Il faut dire que depuis l'affaire DHL en 1996, puis le départ de Ryanair en 2003, suite au recours de Brit Air, filiale d'Air France, la situation de l'aéroport international de Strasbourg-Entzheim périclite.
Que l'aéroport international de Strasbourg-Entzheim disparaisse ne me paraît pas choquant en soi, même si, en termes d'image, la ville de Strasbourg a du mal à le concevoir, elle qui se veut capitale de plein de choses, y compris de l'Europe.
Ce qui me fait décoller de mon siège, c'est plutôt le traitement de cette longue agonie et l'acharnement thérapeutique à coup d'aides publiques. Pourtant, à regarder les chiffres de la fréquentation, l'issue paraît inéluctablement fatale. 2 037 000 passagers en 2006, 1 333 000 en 2008 et prévision de 1 163 000 pour 2009 !

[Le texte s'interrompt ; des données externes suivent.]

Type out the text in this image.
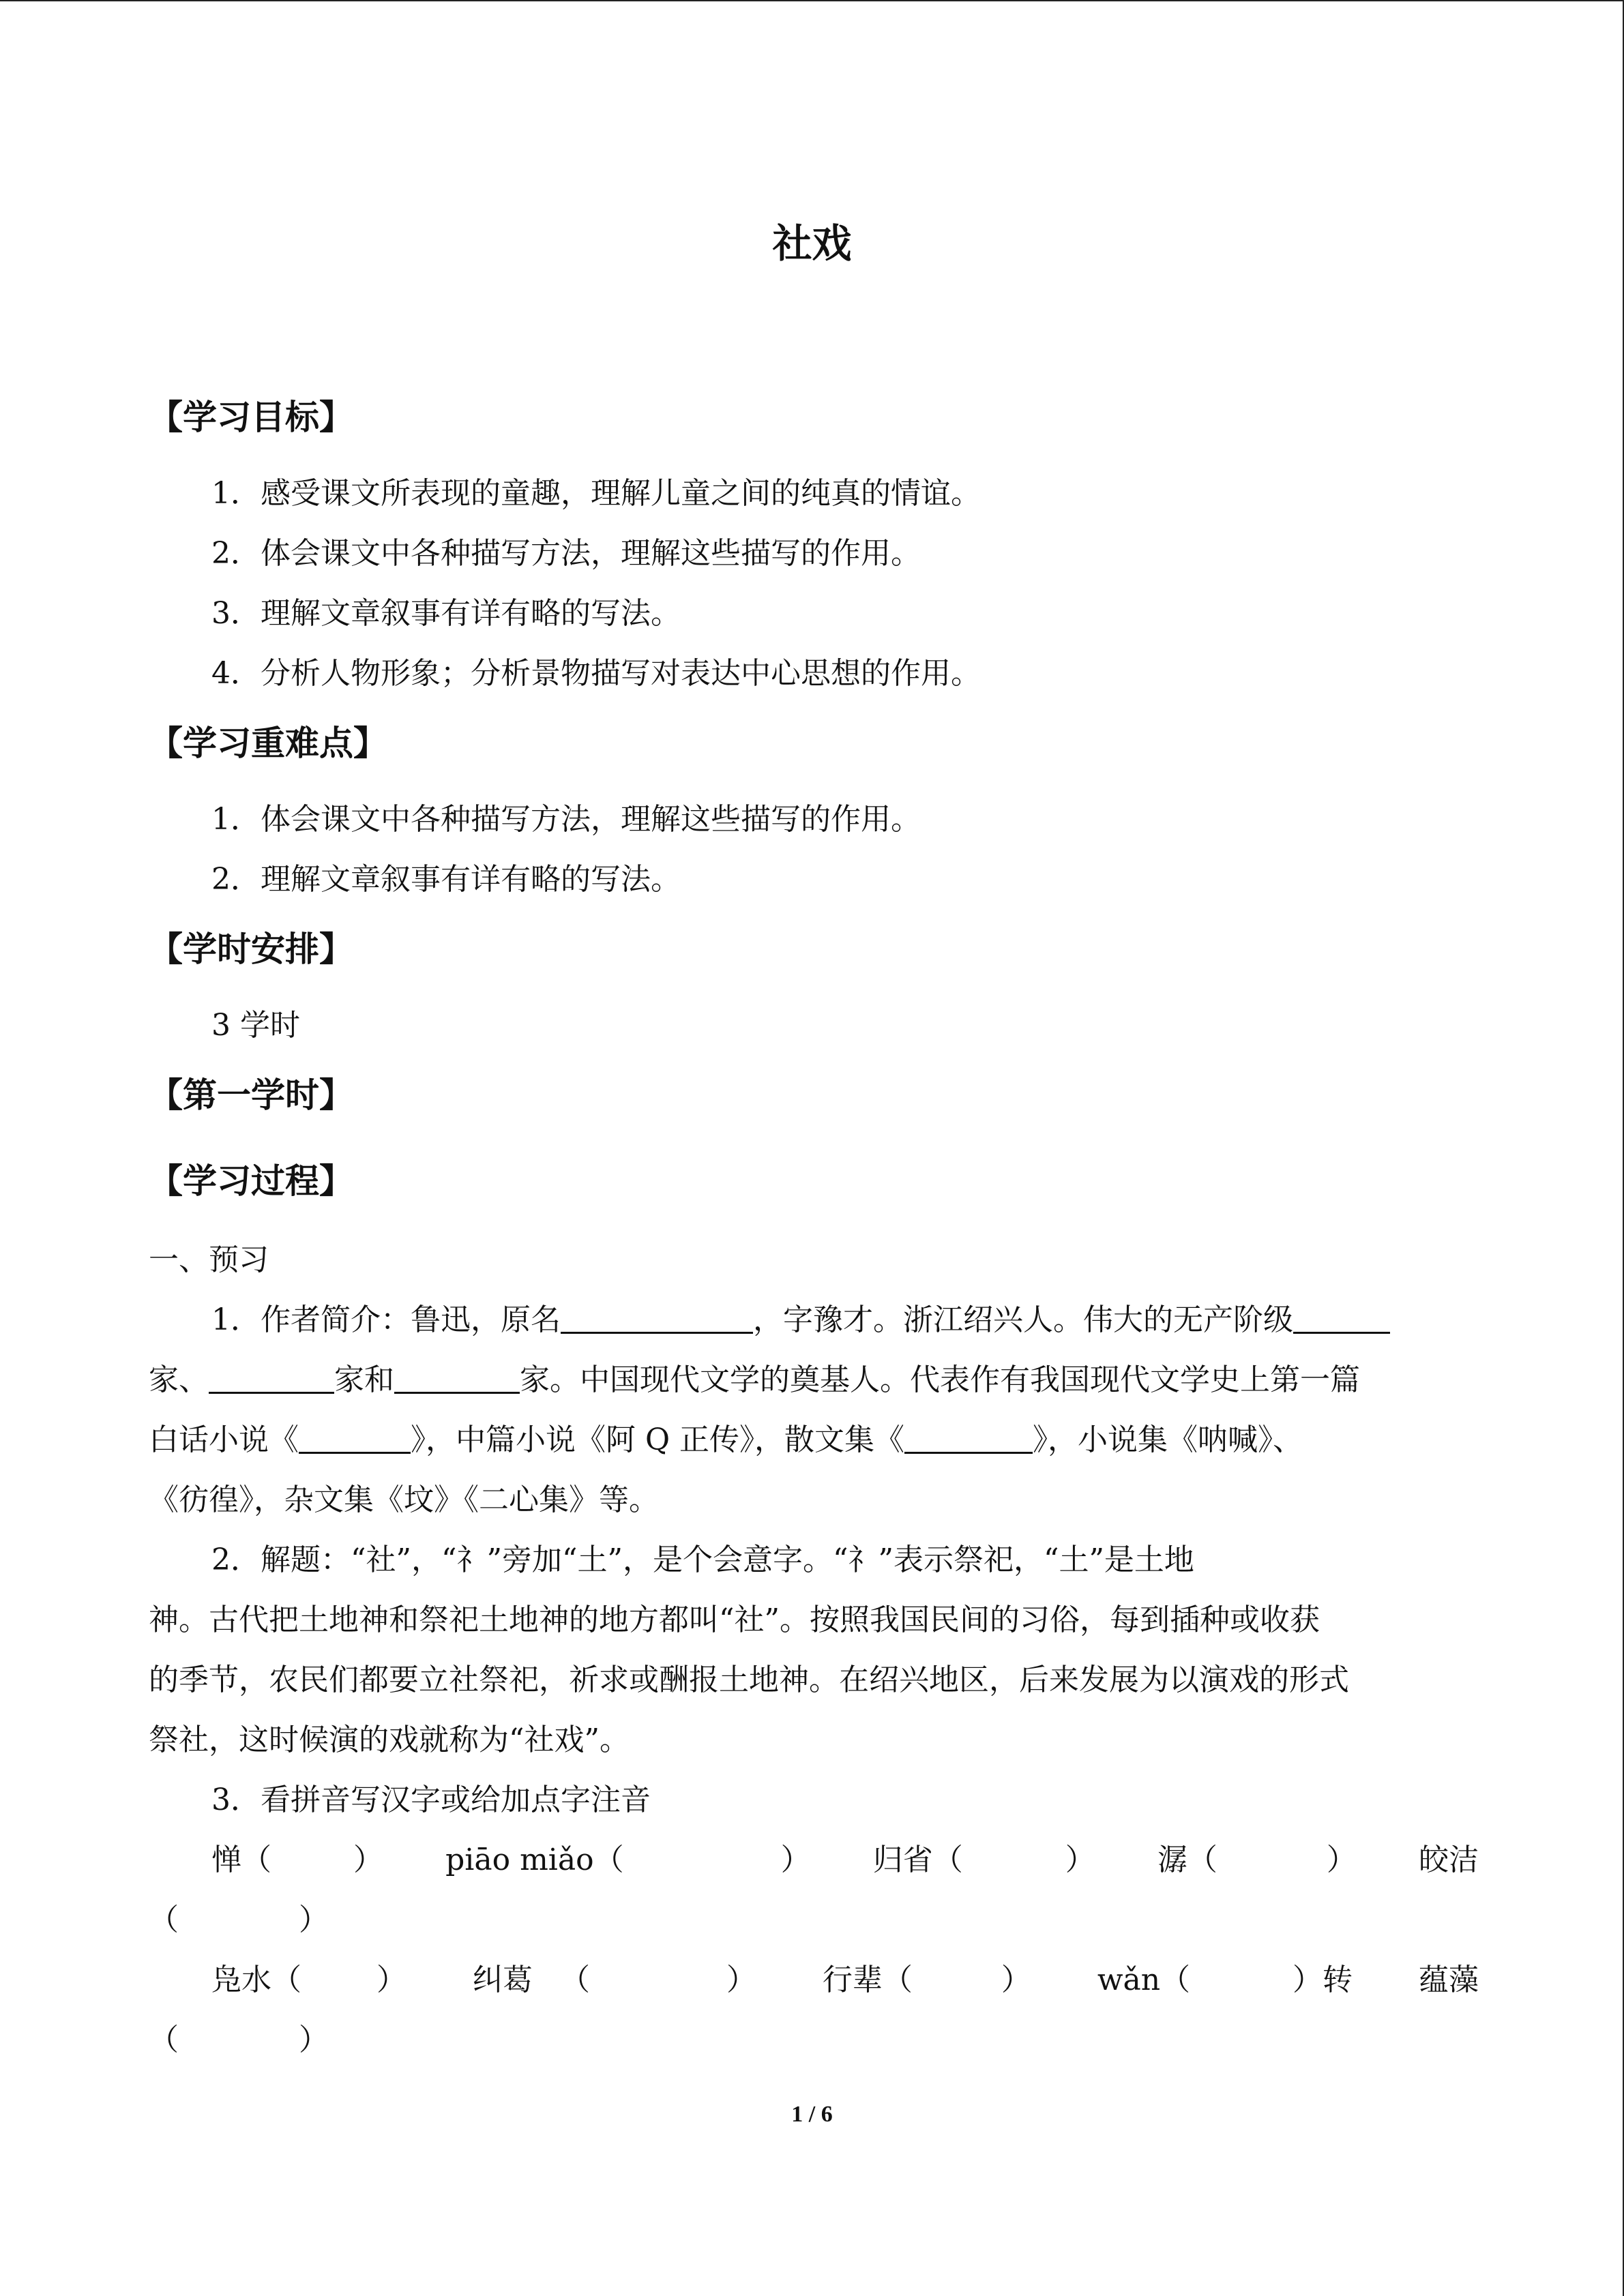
社戏
【学习目标】
1．感受课文所表现的童趣，理解儿童之间的纯真的情谊。
2．体会课文中各种描写方法，理解这些描写的作用。
3．理解文章叙事有详有略的写法。
4．分析人物形象；分析景物描写对表达中心思想的作用。
【学习重难点】
1．体会课文中各种描写方法，理解这些描写的作用。
2．理解文章叙事有详有略的写法。
【学时安排】
3 学时
【第一学时】
【学习过程】
一、预习
1．作者简介：鲁迅，原名	，字豫才。浙江绍兴人。伟大的无产阶级
家、	家和	家。中国现代文学的奠基人。代表作有我国现代文学史上第一篇
白话小说《	》，中篇小说《阿 Q 正传》，散文集《	》，小说集《呐喊》、
《彷徨》，杂文集《坟》《二心集》等。
2．解题：“社”，“礻”旁加“土”，是个会意字。“礻”表示祭祀，“土”是土地
神。古代把土地神和祭祀土地神的地方都叫“社”。按照我国民间的习俗，每到插种或收获
的季节，农民们都要立社祭祀，祈求或酬报土地神。在绍兴地区，后来发展为以演戏的形式
祭社，这时候演的戏就称为“社戏”。
3．看拼音写汉字或给加点字注音
惮（	） piāo miǎo（	） 归省（	） 潺（	） 皎洁
（　　　　）
凫水（	） 纠葛 （	） 行辈（	） wǎn（	）转 蕴藻
（　　　　）
1 / 6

Mais comme c'est si souvent le cas, quand ça va mal, on rafistole comme l'on peut plutôt que de prendre des décisions plus radicales.
En l'occurrence, pourquoi ne pas prendre la décision de fermer l'aéroport international de Strasbourg-Entzheim, décision certes difficile à prendre mais courageuse et faire d'une faiblesse d'aujourd'hui une force pour demain ?
Imaginons : Strasbourg renonce à son aéroport. Strasbourg, capitale de l'Europe, s'engage pour un environnement à l'empreinte carbone réduite. Strasbourg dit non aux avions, mais Strasbourg vous attend et Strasbourg ira vous cherchez où que vous arriviez. Ça a de la gueule, non ??
Vous devez vous dire que Le Strasbourgeois délire, qu'il a du plomb dans l'aile ? Je ne crois pas. Au contraire. Explications :
- De Bâle-Mulhouse à Francfort, existent 6 aéroports (EuroAirport, Stuttgart, Francfort, Karsruhe/Baden, Entzheim et Lahr).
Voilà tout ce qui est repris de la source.